The French government announced Monday that it had brought home 10 French children of Daesh terrorists overnight from a refugee camp in Syria, the latest in a piecemeal repatriation process since the terrorist group was ousted from its Syrian base in March 2019.
"France has carried out the return of 10 French minors, orphans or humanitarian cases, who were in camps in northeast Syria," the foreign ministry said in a statement.
"These children have been turned over to French judicial authorities, are receiving medical treatment and have been taken in by social services," it said.
The ministry did not provide details on the parents of the children.
France has now repatriated a total of 28 children from war-torn Syria, where hundreds of its citizens went to fight alongside Daesh terrorists as they tried to establish a so-called "caliphate."
Rights groups have urged the government to quickly bring home at least the minors who were brought by their parents to the conflict zone or born there during the years of fighting.
But many of the estimated 300 French children being held in the YPG/PKK-run camps in Syria are with their parents who are terror suspects, and France has insisted that French nationals must face local justice.
Critics say this stance exposes the families of French foreign Daesh terrorists to inhumane treatment and psychological trauma.
The international community has been fighting Daesh for years, but this bloody group has remained undefeated thanks to its militias.
Although Daesh is mostly defeated, dealing with the children of foreign fighters in Syria and Iraq is posing a dilemma for governments in their home countries. Many of the foreign fighters and their families are in prison or special camps in Iraq and Syria.
Despite being generally reluctant to bring back former Daesh members, the case of repatriating children is another issue, with the United Nations urging countries to take action.
Previously, on Jan. 31, the Parliamentary Assembly of the Council of Europe (PACE) urged European countries to repatriate the children of Daesh fighters stranded in Syria and Iraq.
In her speech, PACE Commissioner for Human Rights Dunja Mijatovic said the children of Daesh fighters are not responsible for their parents' decision to join terrorist groups, and the children should not be left to die there to "heal the wounded souls of the victims of terrorism."
Currently, some 12,000 foreigners, 4,000 women and 8,000 children are being held at three camps for displaced persons in northeast Syria, most at al-Hol, where aid groups say they suffer from malnutrition and disease. The main problems of the camps are unhygienic sinks and shower cabins, torn tents, expired food and the lack of medicine for those suffering from chronic illnesses.
The camp is a holding place for civilians who escaped the conflict in Deir el-Zour, along with the families of former Daesh members who surrendered and captured terrorists. Most of the civilians were forcefully brought to the camp by the YPG/PKK in April 2017.
Mijatovic continued by noting that the al-Hol camp in northern Syria hosted over 73,000 people in 2019, with 90% of its population consisting of women and children.

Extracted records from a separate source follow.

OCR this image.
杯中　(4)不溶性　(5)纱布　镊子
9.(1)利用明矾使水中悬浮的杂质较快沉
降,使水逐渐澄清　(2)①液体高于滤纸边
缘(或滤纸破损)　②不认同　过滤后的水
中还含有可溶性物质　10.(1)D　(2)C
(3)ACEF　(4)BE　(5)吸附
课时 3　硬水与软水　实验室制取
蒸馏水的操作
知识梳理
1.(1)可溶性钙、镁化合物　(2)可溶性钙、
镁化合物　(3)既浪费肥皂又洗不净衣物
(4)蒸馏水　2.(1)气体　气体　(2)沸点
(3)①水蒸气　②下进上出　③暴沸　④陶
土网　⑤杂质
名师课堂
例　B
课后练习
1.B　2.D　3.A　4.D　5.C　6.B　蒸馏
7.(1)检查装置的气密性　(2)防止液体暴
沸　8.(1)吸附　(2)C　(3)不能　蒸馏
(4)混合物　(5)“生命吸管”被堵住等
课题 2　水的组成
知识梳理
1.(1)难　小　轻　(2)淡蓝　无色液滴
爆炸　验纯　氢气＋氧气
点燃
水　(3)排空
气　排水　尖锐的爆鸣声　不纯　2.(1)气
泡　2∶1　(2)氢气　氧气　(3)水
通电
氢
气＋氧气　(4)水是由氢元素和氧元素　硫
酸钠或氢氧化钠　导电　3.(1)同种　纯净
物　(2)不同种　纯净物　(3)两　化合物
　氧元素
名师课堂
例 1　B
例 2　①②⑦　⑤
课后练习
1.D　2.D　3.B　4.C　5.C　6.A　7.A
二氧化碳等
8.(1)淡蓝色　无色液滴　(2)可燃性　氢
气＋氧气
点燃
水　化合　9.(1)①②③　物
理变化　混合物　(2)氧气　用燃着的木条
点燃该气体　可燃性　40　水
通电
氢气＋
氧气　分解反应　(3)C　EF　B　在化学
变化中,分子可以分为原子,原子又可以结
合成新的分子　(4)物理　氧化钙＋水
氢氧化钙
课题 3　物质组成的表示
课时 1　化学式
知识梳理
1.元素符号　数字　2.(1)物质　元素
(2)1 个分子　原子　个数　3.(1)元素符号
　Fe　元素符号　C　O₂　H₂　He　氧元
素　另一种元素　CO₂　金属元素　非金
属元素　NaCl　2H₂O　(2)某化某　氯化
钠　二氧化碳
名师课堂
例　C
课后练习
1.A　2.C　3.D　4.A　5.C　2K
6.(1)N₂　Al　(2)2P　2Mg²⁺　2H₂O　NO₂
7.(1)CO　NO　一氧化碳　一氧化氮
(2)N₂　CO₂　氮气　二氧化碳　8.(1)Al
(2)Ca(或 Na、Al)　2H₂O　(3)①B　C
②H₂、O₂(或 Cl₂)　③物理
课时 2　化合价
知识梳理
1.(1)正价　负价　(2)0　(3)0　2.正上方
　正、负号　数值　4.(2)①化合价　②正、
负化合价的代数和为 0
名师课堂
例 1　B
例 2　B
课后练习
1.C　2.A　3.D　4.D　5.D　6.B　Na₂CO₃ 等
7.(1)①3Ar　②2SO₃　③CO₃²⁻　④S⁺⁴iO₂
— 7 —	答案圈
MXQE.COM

Though the population slightly decreased this year, the proportion of women and children has increased.
YPG/PKK terrorists have called on countries to take back their detained citizens, warning that they do not have the resources to guard prisoners indefinitely.
Although the 1961 New York Convention made it illegal to leave people stateless, several countries including France have not ratified it, and recent cases have triggered prolonged legal battles.
On May 21, the Center for the Analysis of Terrorism (CAT) announced that 13 French Daesh terrorists, including Hayat Boumedienne, the partner of one of the three men who carried out deadly terror attacks in Paris in January 2015, have escaped custody in Syria on May 21.
The escaped foreign terrorists, who were mainly held in the al-Hol and Ain Issa camps, accounted for about a 10th of all French Daesh militant women held in Syria, said Jean-Charles Brisard, one of the co-founders of the CAT.
He said the women's escape showed the "inability" of local authorities to guarantee the detention of foreign terrorists.